Un romanzo in cui perdersi e che non ci lascia andare

Andres Neuman, Il viaggiatore del secolo, pp. 528, tr. Silvia Sichel, Einaudi, euro 15,00 stampa, euro 7,99 epub

È notte. La carrozza lascia il giovane Hans a Wanderburgo, una cittadina invisibile che piacerebbe a Italo Calvino, presso la pensione della famiglia Zeit. Nome non certo casuale, che farà perdere ad Hans la facoltà di calcolare spazio e tempo, perché a Wanderburgo lo spazio si muove e il tempo si ferma. Le strade si spostano da sole, e il tempo si immobilizza, come dentro un teatro. Hans ha un baule misterioso, intende ripartire subito, ma non riuscirà a farlo.

Già uscito per Ponte alle Grazie nel 2013 con la stessa ottima traduzione, Il viaggiatore del secolo è una trappola. Si viene catturati e non se ne esce. L’effetto Wanderburgo è totale.
Partire, rimanere, è il dilemma di “chi segue una strada, e in quella strada si trasforma”, dice il suonatore di organetto, un mistico. Hans si introduce nel salotto letterario di casa Gottlieb, dove conoscerà Sophie, la figlia del padrone di casa, donna di scintillante intelligenza e seduzione.

Il richiamo con La montagna incantata di Thomas Mann è inevitabile. Il salotto è un alveare. I partecipanti si sfidano incessantemente. Con ardore, o compassata riservatezza, dialogano di letteratura antica e contemporanea, storia, filosofia, con erudita dialettica e raffinata acidità. Sophie tesse la ragnatela. Distribuisce porzioni di torta e pensiero divergente, coltissima com’è, e mantiene alto l’onore dell’accoglienza. L’atmosfera è deliziosamente claustrofobica. A Wanderburgo c’è un mostro. Di notte, solitamente nella stessa zona, violenta le donne, indossando una maschera. Con Napoleone sullo sfondo storico, il romanzo si comporta in modo ottocentesco, fino al primo colpo di scena magistrale che lo fa entrare nella modernità. Hans e Sophie condividono l’amore per la letteratura e le lingue con un’intesa tanto terrestre quanto celestiale, e molti groppi da sciogliere. Hans frequenta ben due salotti. Quello aristocratico dei Gottilieb e quello metafisico del suonatore di organetto, che vive come un barbone in una grotta, frequentata la notte da una compagnia che cerca l’ebbrezza del vino e della verità.
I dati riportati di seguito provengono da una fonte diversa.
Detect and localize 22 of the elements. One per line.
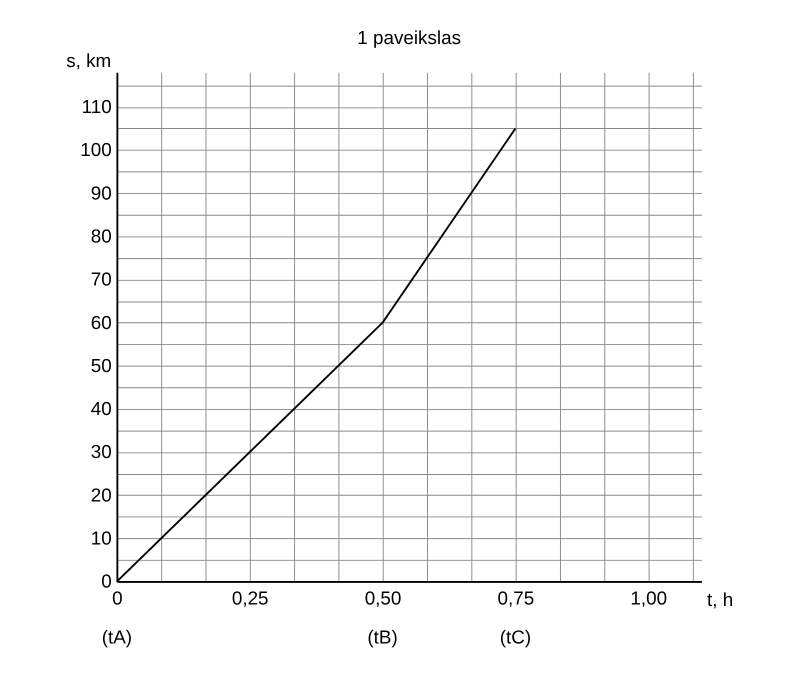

La verità può essere rimandata, ma non per sempre.

Il criminale verrà smascherato? Che cosa vuole Rudi? Che cosa vuole Lisa Zeit? Molti segreti nasconde Wanderburgo. Dobbiamo scendere nelle nostre cantine, al buio, per essere abbagliati dalla profondità di questa storia. La torcia accesa è l’inesauribile forza narrativa di Neuman, che per oltre cinquecento pagine conduce un’orchestrazione operistica, che scorre come un torrente. Quando si arriva alle ultime pagine, ancora non si capisce cosa succederà. Hans e Sophie, che amano Leopardi, dovranno perdersi.

Ma sarà possibile? Ci aspettiamo qualcosa che lo impedisca, ma Neuman va oltre.
Si innalza, vola e ci congeda, mentre noi continueremo a lungo a sentire la voce lirica di Hans e Sophie, i Viaggiatori. Li vediamo nel futuro che non è scritto, diventiamo i loro angeli custodi.

Neuman insegna letteratura latino americana, e come il signor Watanabe, il protagonista dell’altro magnifico romanzo Frattura (Einaudi, 2019), sa che la lingua è il ponte dell’arcobaleno. Lui lo dispiega con una magnificenza da grande artista.